*Wataru Takeuchi1, Soni Darmawan1, Ryoichi Imasu2
(1.Institute of Industrial Science, The University of Tokyo, 2.Atmosphere and Ocean Research Institute, The University of Tokyo)
Keywords:land cover change, wild fires, emission inventory
As a cause of global warming, CO2 is most effective green house gas and many countries are trying to reduce emission of that. However, the report of quantitative description is few still because the amount of CO2 emission is difficult to estimate for their complex process.This research is to devise a method to estimate the carbon dioxide (CO2) emissions from biomass burning such as forest fires and field burning in croplands in Global scale. The methodology consists of mainly three types of bio-physical parameters including (1) fire hotspots and radiative power measurements by MODIS thermal anomalies, (2) above ground biomass changes calibrated by MODIS NDVI and LAI indices, (3) ground water table modeled by MTSAT thermal anomalies and GSMaP rainfall measurements.

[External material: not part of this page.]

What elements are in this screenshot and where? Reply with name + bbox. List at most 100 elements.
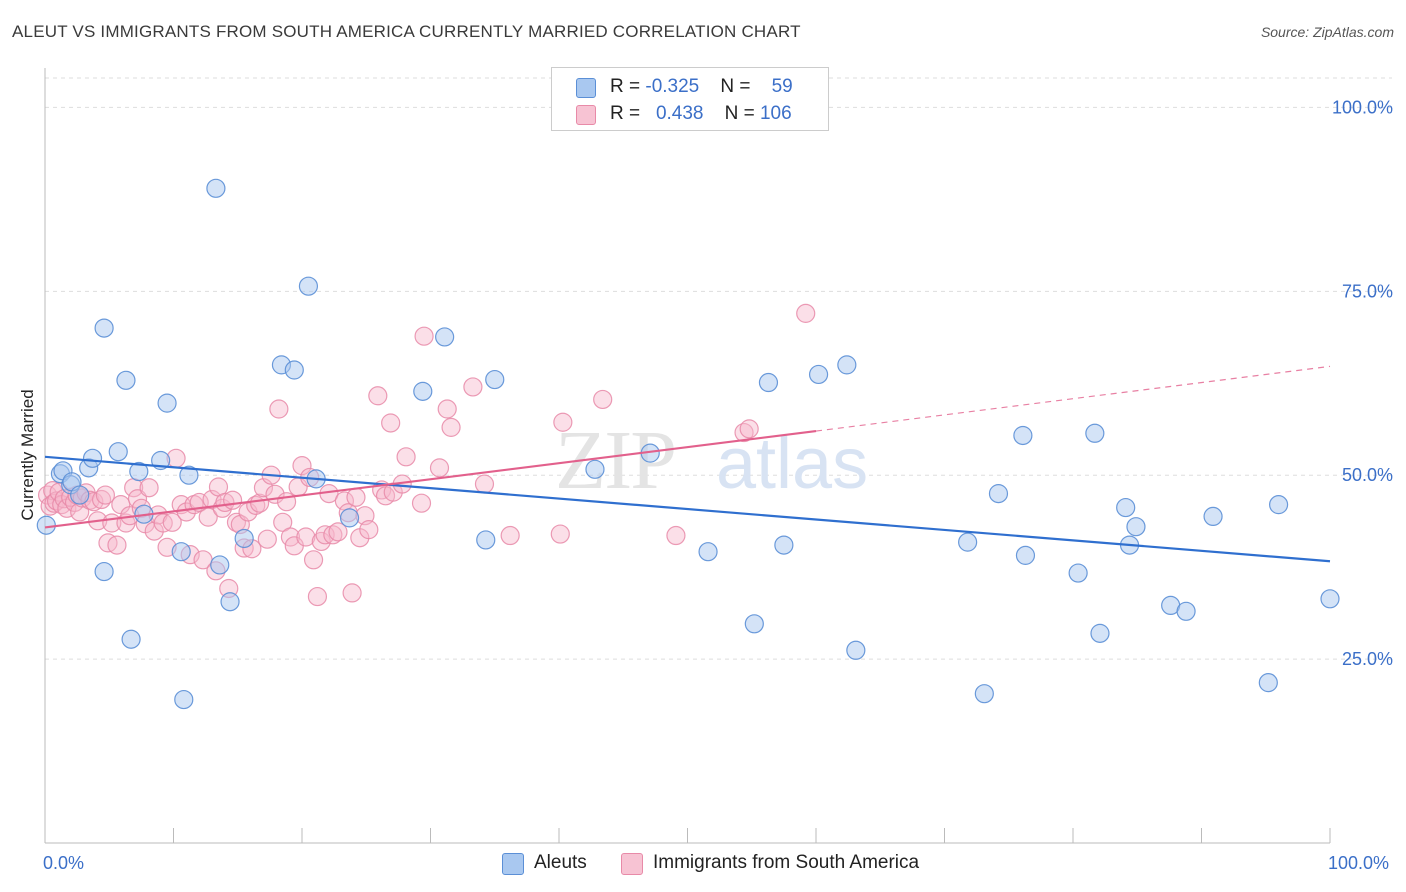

Field campaigns were carried out from 2012 April to September in four types of land covers in (1) mangrove forest in Thailand and Vietnam (2) grassland in Mongolia (3) rice paddy field in Indonesia and Thailand and (4) forested peatland in Indonesia. Above ground biomass mapping of mangrove forest was investigated by ALOS PALSAR HH and HV polarimetric backscatter coefficients and an allometric equations derived by in-situ measurement of biomass parameters. That of grassland in Mongolia was mapped by MODIS LAI and NDVI, grassland height by ICESaT GLAS supplemented by in-situ observations. Rice paddy fields cropping patterns were mapped by MODIS NDVI and AMSR-E land surface water coverage parameters. Ground water table (GWT) was mapped to represent dryness over forested peatlands and the number of peat fires and peat decomposition were modeled with satellite-derived GWT and that of in-situ measurement. The estimated CO2 emissions from 2001 to 2015 were demonstrated and compared with Global Fire Emission Database version 4 (GFED 4) and EDGAR global database, and discrepancy between the models, challenges and technical problems were also discussed.